Yargıtay 1. Hukuk Dairesi 2011/11245 Esas 2011/10874 Karar Sayılı İlamı

Abaküs Yazılım
1. Hukuk Dairesi
Esas No: 2011/11245
Karar No: 2011/10874

Yargıtay 1. Hukuk Dairesi 2011/11245 Esas 2011/10874 Karar Sayılı İlamı

1. Hukuk Dairesi         2011/11245 E.  ,  2011/10874 K.

    "İçtihat Metni"

    MAHKEMESİ : MENDERES ASLİYE HUKUK MAHKEMESİ
    TARİHİ : 06/10/2009
    NUMARASI : 2005/1033-2009/519

    Taraflar arasında görülen davada;
    Davacı, dava dışı alacaklı G."ün başlattığı icra takibinden kurtarmak için tek taşınmazı olan  994 parseli muvazaalı olarak N. U."ya temlik ettiğini, ondan da yine muvazaalı olarak davalı M.Y."ya devrettiklerini ve bu konuda protokol imzaladıklarını,   anlaşmaya aykırı davranan M."in taşınmazı gayrimenkul satış vaadi sözleşmesi ile S.G."e satmayı vaat ettiğini, sonrasında hükmen taşınmazın S. adına tescil edildiğini, bu kişinin de yine satış vaadi sözleşmesi ile taşınmazı N.D."e satmayı vaat ettiğini, adı geçen tüm kişilerin danışıklı hareket ettiklerini ileri sürerek tapu iptal ve tescil ile davalı S.G.e ait satış vaadi sözleşmesinin iptaline karar verilmesini istemiştir.
    Davalı M., davanın kabulünü istemiş, diğer davalılar ise davanın reddini savunmuşlardır.
    Mahkemece, iddianın  kanıtlanamadığı  gerekçesiyle davanın reddine karar verilmiştir.
    Karar, davacı vekilince süresinde temyiz edilmiş olmakla Tetkik Hakimi . .. raporu okundu. Düşüncesi alındı. Dosya incelendi. Gereği görüşülüp, düşünüldü.   
    Dava, tapu iptal ve tescil isteğine ilişkindir.

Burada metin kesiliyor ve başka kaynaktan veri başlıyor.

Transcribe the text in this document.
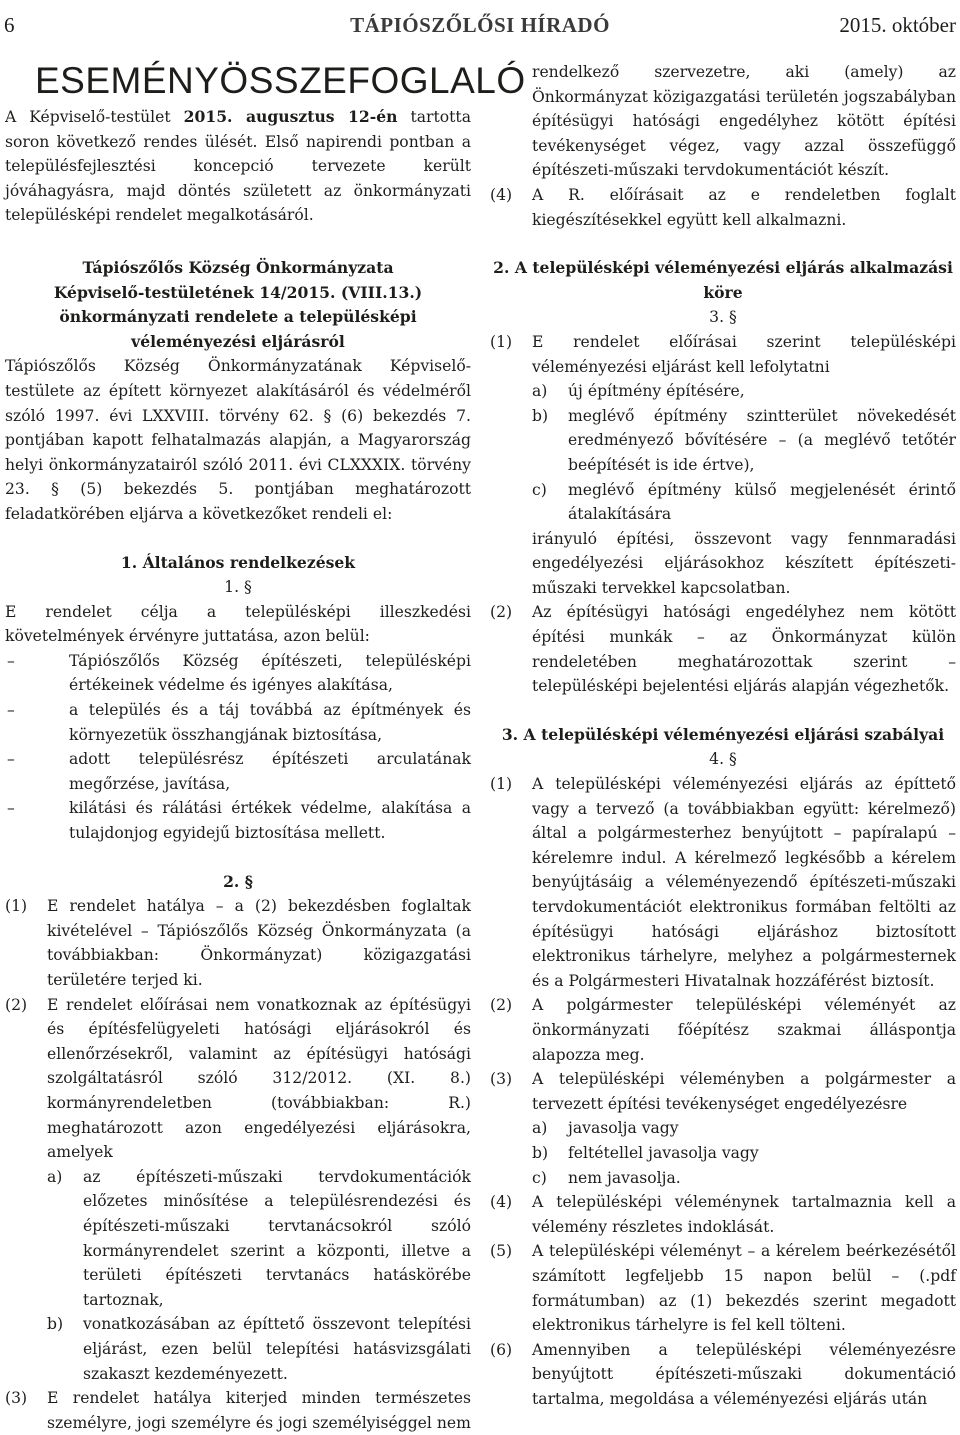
6	TÁPIÓSZŐLŐSI HÍRADÓ	2015. október
ESEMÉNYÖSSZEFOGLALÓ

A Képviselő-testület 2015. augusztus 12-én tartotta soron következő rendes ülését. Első napirendi pontban a településfejlesztési koncepció tervezete került jóváhagyásra, majd döntés született az önkormányzati településképi rendelet megalkotásáról.

Tápiószőlős Község Önkormányzata
Képviselő-testületének 14/2015. (VIII.13.)
önkormányzati rendelete a településképi
véleményezési eljárásról

Tápiószőlős Község Önkormányzatának Képviselő-testülete az épített környezet alakításáról és védelméről szóló 1997. évi LXXVIII. törvény 62. § (6) bekezdés 7. pontjában kapott felhatalmazás alapján, a Magyarország helyi önkormányzatairól szóló 2011. évi CLXXXIX. törvény 23. § (5) bekezdés 5. pontjában meghatározott feladatkörében eljárva a következőket rendeli el:

1. Általános rendelkezések
1. §

E rendelet célja a településképi illeszkedési követelmények érvényre juttatása, azon belül:

–	Tápiószőlős Község építészeti, településképi értékeinek védelme és igényes alakítása,
–	a település és a táj továbbá az építmények és környezetük összhangjának biztosítása,
–	adott településrész építészeti arculatának megőrzése, javítása,
–	kilátási és rálátási értékek védelme, alakítása a tulajdonjog egyidejű biztosítása mellett.
2. §
(1)	E rendelet hatálya – a (2) bekezdésben foglaltak kivételével – Tápiószőlős Község Önkormányzata (a továbbiakban: Önkormányzat) közigazgatási területére terjed ki.
(2)	E rendelet előírásai nem vonatkoznak az építésügyi és építésfelügyeleti hatósági eljárásokról és ellenőrzésekről, valamint az építésügyi hatósági szolgáltatásról szóló 312/2012. (XI. 8.) kormányrendeletben (továbbiakban: R.) meghatározott azon engedélyezési eljárásokra, amelyek
a)	az építészeti-műszaki tervdokumentációk előzetes minősítése a településrendezési és építészeti-műszaki tervtanácsokról szóló kormányrendelet szerint a központi, illetve a területi építészeti tervtanács hatáskörébe tartoznak,
b)	vonatkozásában az építtető összevont telepítési eljárást, ezen belül telepítési hatásvizsgálati szakaszt kezdeményezett.
(3)	E rendelet hatálya kiterjed minden természetes személyre, jogi személyre és jogi személyiséggel nem

rendelkező szervezetre, aki (amely) az Önkormányzat közigazgatási területén jogszabályban építésügyi hatósági engedélyhez kötött építési tevékenységet végez, vagy azzal összefüggő építészeti-műszaki tervdokumentációt készít.

(4)	A R. előírásait az e rendeletben foglalt kiegészítésekkel együtt kell alkalmazni.
2. A településképi véleményezési eljárás alkalmazási köre
3. §
(1)	E rendelet előírásai szerint településképi véleményezési eljárást kell lefolytatni
a)	új építmény építésére,
b)	meglévő építmény szintterület növekedését eredményező bővítésére – (a meglévő tetőtér beépítését is ide értve),
c)	meglévő építmény külső megjelenését érintő átalakítására
irányuló építési, összevont vagy fennmaradási engedélyezési eljárásokhoz készített építészeti-műszaki tervekkel kapcsolatban.
(2)	Az építésügyi hatósági engedélyhez nem kötött építési munkák – az Önkormányzat külön rendeletében meghatározottak szerint – településképi bejelentési eljárás alapján végezhetők.
3. A településképi véleményezési eljárási szabályai
4. §
(1)	A településképi véleményezési eljárás az építtető vagy a tervező (a továbbiakban együtt: kérelmező) által a polgármesterhez benyújtott – papíralapú – kérelemre indul. A kérelmező legkésőbb a kérelem benyújtásáig a véleményezendő építészeti-műszaki tervdokumentációt elektronikus formában feltölti az építésügyi hatósági eljáráshoz biztosított elektronikus tárhelyre, melyhez a polgármesternek és a Polgármesteri Hivatalnak hozzáférést biztosít.
(2)	A polgármester településképi véleményét az önkormányzati főépítész szakmai álláspontja alapozza meg.
(3)	A településképi véleményben a polgármester a tervezett építési tevékenységet engedélyezésre
a)	javasolja vagy
b)	feltétellel javasolja vagy
c)	nem javasolja.
(4)	A településképi véleménynek tartalmaznia kell a vélemény részletes indoklását.
(5)	A településképi véleményt – a kérelem beérkezésétől számított legfeljebb 15 napon belül – (.pdf formátumban) az (1) bekezdés szerint megadott elektronikus tárhelyre is fel kell tölteni.
(6)	Amennyiben a településképi véleményezésre benyújtott építészeti-műszaki dokumentáció tartalma, megoldása a véleményezési eljárás után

Mahkemece, davanın reddine karar verilmiştir.
    Dosya içeriğinden ve toplanan delillerden; çekişme konusu 994 parsel sayılı taşınmazın davacı tarafından 9.11.2001 tarihli resmi senetle dava dışı N. U."ya satış suretiyle temlik edildiği, ondan sırasıyla 20.5.2002 tarihinde davalı M. Y."ya satış suretiyle, 24.3.2008 de diğer davalıların murisi S. G."e hükmen, ondan da 12.9.2009 tarihinde kesinleşen mahkeme kararı ile dava dışı N.D.adına sicil kaydının oluştuğu anlaşılmaktadır. O halde, davanın  devamı  sırasında (karardan  önce) taşınmazın el  değiştirdiği gözetildiğinde HMK nun 125. (HUMK nun 186) maddesinde öngörülen usulü işlemlerin tekemmül ettirilmesi, ondan sonra esas hakkında hüküm kurulması gerekeceğinde kuşku yoktur. 
    Bilindiği üzere; dava açıldıktan sonrada sınırlayıcı bir neden bulunmadığı takdirde dava konusu malın veya hakkın üçüncü kişilere devredilebilmesi tasarruf serbestisi kuralının bir gereği,hak sahibi veya malik olmanında doğal bir sonucudur. Usul Hukukumuzda da ayrık durumlar dışında dava konusu mal veya hakkın davanın devamı sırasında devredilebileceği kabul edilmiş 1086 sayılı  HUMY"nun  186. maddesi  hükmünde  birlikte 6100 sayılı  HMK.nun 125. maddesinde ise dava konusunun davacı  veya  davalının  üçüncü kişiye devir ve temliki halinde yapılacak usulü işlemler her iki  hal  içinde  ayrı  ayrı düzenlenmiştir.
    O  halde kendiliğinden (resen) gözetilmesi zorunlu bulunan bu usul kuralına göre,mahkemece diğer yana seçimlik hakkı hatırlatılarak davaya hangi kişi hakkında devam edeceği sorulmalı,sonucuna göre işlem yapılmalıdır. Hal böyle olunca; yukarıda açıklanan ilkeler doğrultusunda usulü işlemin tamamlanması, ondan sonra işin esası hakkında bir karar verilmesi gerekirken, değinilen  husus gözardı  edilerek yazılı olduğu üzere hüküm kurulması doğru değildir.
    Davacının temyiz itirazları yerindedir. Kabulüyle hükmün açıklanan nedenlerle, 6100  sayılı  HMK"nun  geçici  3. maddesi  yollaması  ile  1086 sayılı HUMK.nun 428. maddesi uyarınca BOZULMASINA, bozma sebebine göre sair hususların şimdilik incelenmesine yer olmadığına, alınan peşin  harcın  temyiz  edene  geri  verilmesine, 26.10.2011  tarihinde  oybirliğiyle  karar  verildi.